Three separate National Grasslands are located in this state. All are administered by Custer National Forest, which is based in Montana but has a district office in North Dakota.

Largest is 524,000-acre Little Missouri National Grasslands, which surrounds the two units of Theodore Roosevelt National Park in western and southwest North Dakota.

Included here is some fine badlands scenery, with high buttes, areas of prairie, and trees which include ash and elm, juniper and ponderosa pine. There’s also a sizable stretch of the Little Missouri River.

In the southeastern part of the state is 70,180-acre Sheyenne National Grasslands. The Shey-enne River flows through this region, with some elm-basswood forest and other stands of trees amid rolling prairie.

The third area in the state is 6,700-acre Cedar River National Grasslands, which surrounds the Cedar River in southwestern North Dakota, near the South Dakota border.

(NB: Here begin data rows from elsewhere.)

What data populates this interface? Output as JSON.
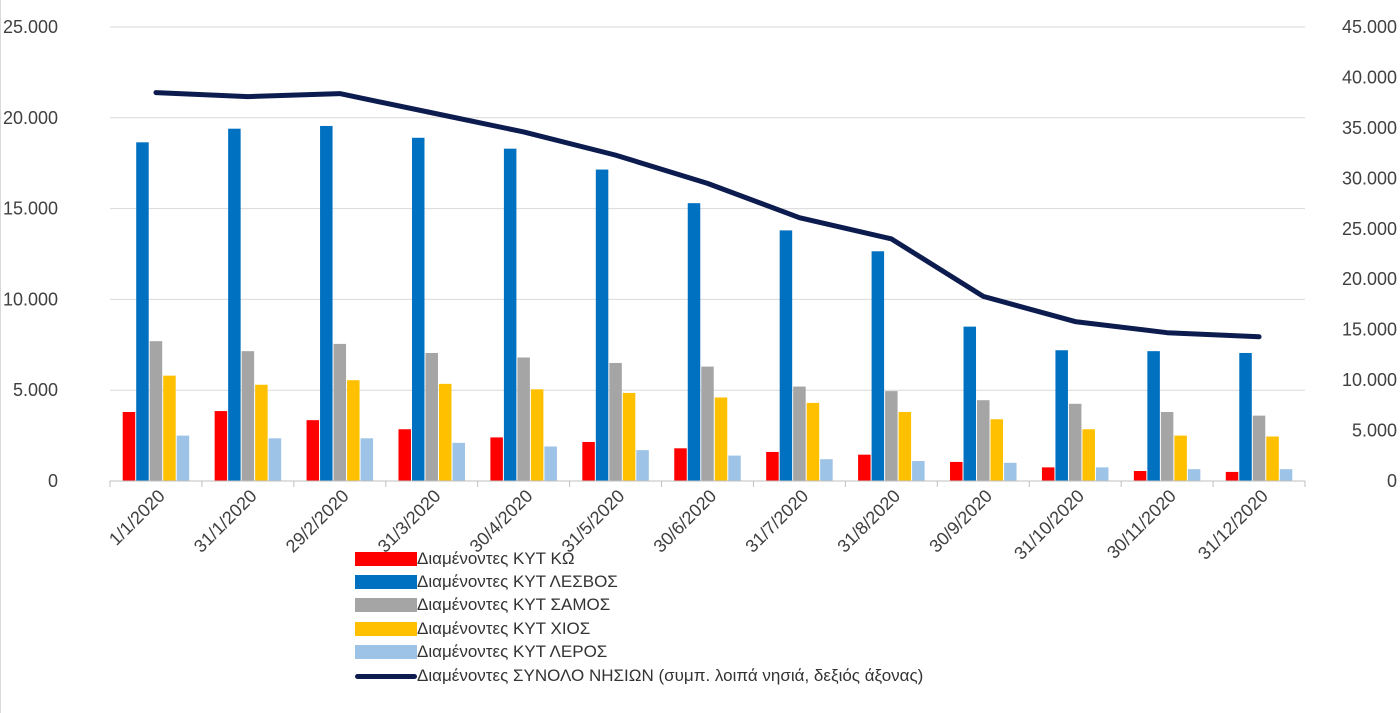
{
  "chart_data": {
    "type": "bar",
    "categories": [
      "1/1/2020",
      "31/1/2020",
      "29/2/2020",
      "31/3/2020",
      "30/4/2020",
      "31/5/2020",
      "30/6/2020",
      "31/7/2020",
      "31/8/2020",
      "30/9/2020",
      "31/10/2020",
      "30/11/2020",
      "31/12/2020"
    ],
    "series": [
      {
        "name": "Διαμένοντες ΚΥΤ ΚΩ",
        "type": "bar",
        "axis": "left",
        "color": "#ff0000",
        "values": [
          3800,
          3850,
          3350,
          2850,
          2400,
          2150,
          1800,
          1600,
          1450,
          1050,
          750,
          550,
          500
        ]
      },
      {
        "name": "Διαμένοντες ΚΥΤ ΛΕΣΒΟΣ",
        "type": "bar",
        "axis": "left",
        "color": "#0070c0",
        "values": [
          18650,
          19400,
          19550,
          18900,
          18300,
          17150,
          15300,
          13800,
          12650,
          8500,
          7200,
          7150,
          7050
        ]
      },
      {
        "name": "Διαμένοντες ΚΥΤ ΣΑΜΟΣ",
        "type": "bar",
        "axis": "left",
        "color": "#a5a5a5",
        "values": [
          7700,
          7150,
          7550,
          7050,
          6800,
          6500,
          6300,
          5200,
          4950,
          4450,
          4250,
          3800,
          3600
        ]
      },
      {
        "name": "Διαμένοντες ΚΥΤ ΧΙΟΣ",
        "type": "bar",
        "axis": "left",
        "color": "#ffc000",
        "values": [
          5800,
          5300,
          5550,
          5350,
          5050,
          4850,
          4600,
          4300,
          3800,
          3400,
          2850,
          2500,
          2450
        ]
      },
      {
        "name": "Διαμένοντες ΚΥΤ ΛΕΡΟΣ",
        "type": "bar",
        "axis": "left",
        "color": "#9dc3e6",
        "values": [
          2500,
          2350,
          2350,
          2100,
          1900,
          1700,
          1400,
          1200,
          1100,
          1000,
          750,
          650,
          650
        ]
      },
      {
        "name": "Διαμένοντες ΣΥΝΟΛΟ ΝΗΣΙΩΝ (συμπ. λοιπά νησιά, δεξιός άξονας)",
        "type": "line",
        "axis": "right",
        "color": "#0d1c4f",
        "values": [
          38500,
          38100,
          38400,
          36500,
          34600,
          32300,
          29500,
          26100,
          24000,
          18300,
          15800,
          14700,
          14300
        ]
      }
    ],
    "y_left": {
      "ylim": [
        0,
        25000
      ],
      "ticks": [
        0,
        5000,
        10000,
        15000,
        20000,
        25000
      ],
      "tick_labels": [
        "0",
        "5.000",
        "10.000",
        "15.000",
        "20.000",
        "25.000"
      ]
    },
    "y_right": {
      "ylim": [
        0,
        45000
      ],
      "ticks": [
        0,
        5000,
        10000,
        15000,
        20000,
        25000,
        30000,
        35000,
        40000,
        45000
      ],
      "tick_labels": [
        "0",
        "5.000",
        "10.000",
        "15.000",
        "20.000",
        "25.000",
        "30.000",
        "35.000",
        "40.000",
        "45.000"
      ]
    },
    "grid": true,
    "legend_position": "bottom"
  }
}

All of the National Grasslands have major areas of tallgrass prairie, with sandy soil and many wild-flowers. Wildlife includes white-tailed and mule deer, antelope, bighorn sheep, coyote, and prairie dog. Cattle grazing is permitted in some regions.

Activities: The only established trail for hiking and backpacking is a 25-mile section of the new North Country Trail, which passes through Sheyenne National Grasslands.

Cross-country travel is feasible in most parts of the Grasslands. Horseback riding is allowed. Canoeing and fishing are possible on the rivers. Hunting is permitted in season.

Camping Regulations: Camping and campfires are allowed throughout all the Grasslands, except where posted otherwise. There are no designated campsites. Permits are not required. Campsites should be well away from trails and water sources.